Dating. Not my top priority these days, but it's still in the back of my mind.
I don't feel like I'm missing out, I mean, I havn't been on a real date (with someone I havn't already dated before....
ahem...) in a long while.
I've said a billion times I'm at the point where if you don't knock my socks off,
keep it moving. I'm living my life just fine, thank you!
Being only one of two single girls in my social circle, I get a lot of advice as to why I'm "still single". (like it's the plague)
Here are just a few samplings of unsolicited advice I've gotten...
Apparently, I can't go shopping without getting done up. I never know where I will meet someone. So I guess it's unacceptable to go to the store after the gym. I should rush home, shower, spend an hour on make up and hair, (
after already doing so for work in the morning) and THEN go get my wine...I mean, food, or kitty litter, or...whatever.
Aren't there any guys at your gym? I should frequent the weight room, ask a guy to help me.
Do you always wear that ring? Apparently, guys are dumb, it doesn't matter if I wear my beautiful antique inspired, self-bought diamond ring on my right hand, they probably still think I'm engaged.
I need to hang out at Barnes and Noble,
there are ALWAYS guys there.
I need to order food at a restaurant by myself and sit at the bar.
Someone will pick me up.
I need to flirt more.
I should strike up a conversation with someone I think is cute! I need to practice!

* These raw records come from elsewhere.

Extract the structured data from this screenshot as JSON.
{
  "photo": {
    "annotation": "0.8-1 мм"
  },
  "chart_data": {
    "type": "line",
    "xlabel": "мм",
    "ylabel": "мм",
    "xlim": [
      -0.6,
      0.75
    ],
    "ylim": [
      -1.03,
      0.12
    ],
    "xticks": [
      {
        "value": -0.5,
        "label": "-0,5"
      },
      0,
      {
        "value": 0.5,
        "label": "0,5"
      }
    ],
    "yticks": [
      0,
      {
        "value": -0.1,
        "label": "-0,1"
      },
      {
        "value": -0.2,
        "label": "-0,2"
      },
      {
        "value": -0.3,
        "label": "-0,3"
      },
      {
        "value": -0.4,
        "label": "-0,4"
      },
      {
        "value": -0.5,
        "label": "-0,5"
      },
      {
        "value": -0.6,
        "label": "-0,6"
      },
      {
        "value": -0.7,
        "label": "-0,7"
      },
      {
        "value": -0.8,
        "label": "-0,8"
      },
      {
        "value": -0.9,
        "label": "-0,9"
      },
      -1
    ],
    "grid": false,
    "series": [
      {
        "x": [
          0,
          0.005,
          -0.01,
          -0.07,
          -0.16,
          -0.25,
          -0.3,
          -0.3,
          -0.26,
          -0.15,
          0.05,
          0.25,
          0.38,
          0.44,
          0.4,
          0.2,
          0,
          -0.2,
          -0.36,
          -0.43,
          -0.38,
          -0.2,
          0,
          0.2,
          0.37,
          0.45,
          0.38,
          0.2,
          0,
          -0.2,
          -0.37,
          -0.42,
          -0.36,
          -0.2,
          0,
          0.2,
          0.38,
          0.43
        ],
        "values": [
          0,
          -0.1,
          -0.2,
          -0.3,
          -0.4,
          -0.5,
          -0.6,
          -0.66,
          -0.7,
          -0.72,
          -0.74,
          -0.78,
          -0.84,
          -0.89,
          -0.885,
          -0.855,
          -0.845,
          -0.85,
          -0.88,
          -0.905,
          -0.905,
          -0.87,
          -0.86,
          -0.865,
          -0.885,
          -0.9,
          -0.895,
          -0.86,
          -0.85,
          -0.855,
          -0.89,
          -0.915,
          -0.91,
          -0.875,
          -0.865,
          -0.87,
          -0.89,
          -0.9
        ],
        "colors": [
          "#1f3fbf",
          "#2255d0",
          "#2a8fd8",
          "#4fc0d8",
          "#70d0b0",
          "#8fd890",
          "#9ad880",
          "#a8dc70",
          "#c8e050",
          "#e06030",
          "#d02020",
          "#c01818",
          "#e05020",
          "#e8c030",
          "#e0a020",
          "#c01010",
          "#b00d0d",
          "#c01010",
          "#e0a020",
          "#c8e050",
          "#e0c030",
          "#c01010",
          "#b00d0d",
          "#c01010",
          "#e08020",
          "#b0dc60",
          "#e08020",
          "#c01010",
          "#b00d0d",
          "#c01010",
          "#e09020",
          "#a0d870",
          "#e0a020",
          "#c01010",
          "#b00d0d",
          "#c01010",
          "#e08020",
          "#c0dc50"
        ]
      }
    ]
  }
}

I shouldn't meet someone online!
I should meet someone online!
I need to stop hanging out at the gay bar, how will I ever find a man that way?

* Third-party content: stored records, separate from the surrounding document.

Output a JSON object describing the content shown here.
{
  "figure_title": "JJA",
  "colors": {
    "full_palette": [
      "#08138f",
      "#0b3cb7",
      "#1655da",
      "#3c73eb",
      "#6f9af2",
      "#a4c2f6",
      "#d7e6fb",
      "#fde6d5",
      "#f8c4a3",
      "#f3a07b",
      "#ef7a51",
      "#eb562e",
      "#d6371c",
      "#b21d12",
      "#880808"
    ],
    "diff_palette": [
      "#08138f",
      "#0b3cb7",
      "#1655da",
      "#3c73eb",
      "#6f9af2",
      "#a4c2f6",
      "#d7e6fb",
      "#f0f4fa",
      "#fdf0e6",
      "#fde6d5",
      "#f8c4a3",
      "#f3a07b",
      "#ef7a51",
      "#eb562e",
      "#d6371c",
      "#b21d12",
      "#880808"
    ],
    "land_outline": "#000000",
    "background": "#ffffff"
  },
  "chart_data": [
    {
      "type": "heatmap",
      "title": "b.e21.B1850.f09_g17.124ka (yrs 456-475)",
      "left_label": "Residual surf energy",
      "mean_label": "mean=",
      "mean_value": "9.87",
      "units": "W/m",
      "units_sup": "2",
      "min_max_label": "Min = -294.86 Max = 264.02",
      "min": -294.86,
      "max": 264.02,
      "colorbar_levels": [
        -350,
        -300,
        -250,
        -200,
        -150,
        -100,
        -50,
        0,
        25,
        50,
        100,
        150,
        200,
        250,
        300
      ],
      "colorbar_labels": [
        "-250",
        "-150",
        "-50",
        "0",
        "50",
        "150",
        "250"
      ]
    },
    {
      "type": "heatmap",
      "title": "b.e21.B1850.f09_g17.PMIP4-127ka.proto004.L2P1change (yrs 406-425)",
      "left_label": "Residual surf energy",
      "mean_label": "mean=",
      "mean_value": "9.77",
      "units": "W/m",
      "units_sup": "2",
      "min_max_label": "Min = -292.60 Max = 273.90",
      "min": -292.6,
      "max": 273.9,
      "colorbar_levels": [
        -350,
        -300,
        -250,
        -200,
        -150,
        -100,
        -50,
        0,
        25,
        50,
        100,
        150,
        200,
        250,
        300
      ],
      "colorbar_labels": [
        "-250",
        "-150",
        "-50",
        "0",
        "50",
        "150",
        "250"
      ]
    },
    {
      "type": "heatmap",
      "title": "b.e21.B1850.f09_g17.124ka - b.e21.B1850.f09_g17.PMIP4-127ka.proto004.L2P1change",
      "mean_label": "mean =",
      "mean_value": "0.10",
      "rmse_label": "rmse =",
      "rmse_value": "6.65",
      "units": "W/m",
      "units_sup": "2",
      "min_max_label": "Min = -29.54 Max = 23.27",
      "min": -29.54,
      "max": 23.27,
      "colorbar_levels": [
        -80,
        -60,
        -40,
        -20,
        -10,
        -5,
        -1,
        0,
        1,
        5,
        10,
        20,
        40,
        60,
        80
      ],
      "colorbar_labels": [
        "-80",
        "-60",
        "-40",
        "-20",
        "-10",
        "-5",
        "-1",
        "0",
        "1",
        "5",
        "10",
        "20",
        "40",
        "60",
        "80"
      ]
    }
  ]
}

I need to get out more often.
I should join a social group. (
what is a social group?)
Buy this dress for a date!!! (
that I don't have) It will inspire me to be more open to dating because I already have an outfit.
I can't expect a guy to always make the first move I need to go for what I want!
I should be more outgoing, guys love confident girls!
I should meet a rich guy, he will take care of me!
What ridiculous advice have you gotten? Or am I the only single girl left in the world?